Je vous félicite très sincèrement et vous envoie mes vœux les plus chaleureux pour votre activité continue pour le bien de l’humanité.»

Un discours de plus, pour vous raconter ma vie, à quoi bon? J’ai tout dit de l’essentiel, le 21 octobre. Un journaliste américain me disait: «Votre vie est un paradoxe.» Je le renvoie au poète Charles Péguy, qui disait:

«Il me faut une journée pour faire l’histoire d’une seconde. Il me faut une année pour faire l’histoire d’une minute. Il me faut une vie pour faire l’histoire d’une heure. Il me faut une éternité pour faire l’histoire d’un jour. On peut tout faire, excepté l’histoire de ce que l’on a fait.»

Un discours de plus sur la paix, à quoi bon? La paix n’est pas une chose à dire, mais une chose à faire. Mon ami le Docteur Schweitzer, disait, ici-même, le 4 novembre 1954, dans sa conférence Nobel: «Mais le fait essentiel que nous devons ressentir dans notre conscience, et que nous aurions dû ressentir depuis longtemps, est que nous devenions inhumains à mesure que nous devenions des surhommes.» Et il avait, disait-il le même jour: «la certitude, née de la pensée, que l’esprit est capable, à notre époque, de créer une nouvelle mentalité, une mentalité éthique». «Animé par cette certitude, disait notre ami de Lambaréné, j’annonce cette vérité, dans l’espoir que mon témoignage pourra contribuer à ce qu’elle ne soit pas mise de côté comme bonne seulement en paroles, mais inapplicable dans la réalité. Plus d’une vérité est restée longtemps ou totalement sans effet, simplement parce que personne u’a envisagé qu’elle pût devenir réalité.»

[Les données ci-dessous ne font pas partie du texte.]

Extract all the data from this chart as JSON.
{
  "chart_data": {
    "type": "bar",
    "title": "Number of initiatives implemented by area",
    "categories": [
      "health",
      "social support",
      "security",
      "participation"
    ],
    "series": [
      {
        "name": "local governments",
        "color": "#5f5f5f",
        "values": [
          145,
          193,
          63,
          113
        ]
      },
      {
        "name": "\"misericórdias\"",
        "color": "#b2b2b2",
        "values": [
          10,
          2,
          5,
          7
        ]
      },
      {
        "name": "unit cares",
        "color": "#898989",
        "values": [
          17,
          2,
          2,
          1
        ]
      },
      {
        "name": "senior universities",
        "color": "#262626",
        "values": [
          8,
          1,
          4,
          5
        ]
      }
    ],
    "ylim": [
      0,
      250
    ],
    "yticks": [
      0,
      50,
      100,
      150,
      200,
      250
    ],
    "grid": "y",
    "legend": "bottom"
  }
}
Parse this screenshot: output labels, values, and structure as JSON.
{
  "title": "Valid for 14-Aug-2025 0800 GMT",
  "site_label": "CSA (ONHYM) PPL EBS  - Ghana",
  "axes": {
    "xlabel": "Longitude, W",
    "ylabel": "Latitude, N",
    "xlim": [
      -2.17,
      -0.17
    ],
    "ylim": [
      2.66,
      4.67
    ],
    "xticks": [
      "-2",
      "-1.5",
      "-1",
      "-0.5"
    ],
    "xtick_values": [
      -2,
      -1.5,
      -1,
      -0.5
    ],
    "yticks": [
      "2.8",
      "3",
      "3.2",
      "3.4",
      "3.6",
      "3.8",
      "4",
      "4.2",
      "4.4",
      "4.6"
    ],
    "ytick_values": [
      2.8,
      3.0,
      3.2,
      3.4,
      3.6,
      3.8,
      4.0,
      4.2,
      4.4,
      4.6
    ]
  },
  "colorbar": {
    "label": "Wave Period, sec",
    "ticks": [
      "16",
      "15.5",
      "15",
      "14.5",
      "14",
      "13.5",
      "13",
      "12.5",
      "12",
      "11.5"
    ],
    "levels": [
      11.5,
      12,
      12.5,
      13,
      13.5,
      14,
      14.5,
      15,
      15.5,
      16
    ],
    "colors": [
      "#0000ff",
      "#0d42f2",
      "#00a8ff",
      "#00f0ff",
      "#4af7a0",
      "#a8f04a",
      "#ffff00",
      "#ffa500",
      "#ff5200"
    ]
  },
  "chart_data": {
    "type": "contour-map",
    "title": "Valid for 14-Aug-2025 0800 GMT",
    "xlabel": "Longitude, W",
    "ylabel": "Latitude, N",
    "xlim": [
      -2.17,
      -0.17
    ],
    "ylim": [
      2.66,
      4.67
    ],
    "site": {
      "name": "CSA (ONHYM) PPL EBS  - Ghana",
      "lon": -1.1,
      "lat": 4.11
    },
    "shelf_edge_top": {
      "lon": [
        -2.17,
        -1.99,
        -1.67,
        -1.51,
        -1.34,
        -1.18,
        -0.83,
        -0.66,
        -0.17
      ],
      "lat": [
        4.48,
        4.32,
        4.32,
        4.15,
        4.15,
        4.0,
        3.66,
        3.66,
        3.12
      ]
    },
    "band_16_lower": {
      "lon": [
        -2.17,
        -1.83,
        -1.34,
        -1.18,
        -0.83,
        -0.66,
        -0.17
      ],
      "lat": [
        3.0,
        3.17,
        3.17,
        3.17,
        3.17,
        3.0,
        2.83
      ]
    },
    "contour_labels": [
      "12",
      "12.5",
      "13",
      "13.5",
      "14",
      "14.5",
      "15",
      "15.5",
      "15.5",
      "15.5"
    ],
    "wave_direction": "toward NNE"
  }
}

Que faire, de mieux, pour que la Paix devienne une réalité, sinon s’attaquer au problème de la souffrance des Hommes?

I – Aider chaque Homme

Avec ou sans Prix Nobel, celui qui vit en contact avec les hommes, se sent solidaire de toutes les souffrances, physiques et morales, innombrables. Chacun se sent incapable de tout faire. Et il est rapidement amené, par réalisme, par souci d’efficacité, à circonscrire, bien à contre-cœur, son action à tel secteur, à telle misère, sans pour autant ignorer, mépriser ou mésestimer les autres. Parmi les messages, innombrables et si admirables dans leur diversité, qui sont arrivés sur ma table depuis le 10 novembre, je voudrais vous en citer deux, qui situent exactement le problème. Tous deux sont écrits par des êtres qui ont beaucoup souffert, qui ont, en quelque sorte, cru tout perdre, et ont donc la pureté et le détachement nécessaires pour parler dignement de la souffrance.

Le premier écrit:

«En visitant le Pavillon du Canada à l’Exposition Universelle de Bruxelles, j’ai été frappé par une inscription en grands caractères, à la section des œuvres sociales/ Elle disait à peu près ceci: «La façon la plus efficace ou la plus importante d’aider est l’initiative personnelle.» En ce sens, l’Aide aux Personnes Déplacées est un médium merveilleux, une œuvre originale. Et pour nous, qui pesons si peu dans la balance des grandes décisions prises à l’O. N. U. et ailleurs, une façon efficace d’agir quand même dans le sens de l’Europe, de la Paix. Contrairement aux grands problèmes politiques sur lesquels l’homme de la rue désespère d’avoir une prise, nous avons sur le problème D. P. une prise-directe.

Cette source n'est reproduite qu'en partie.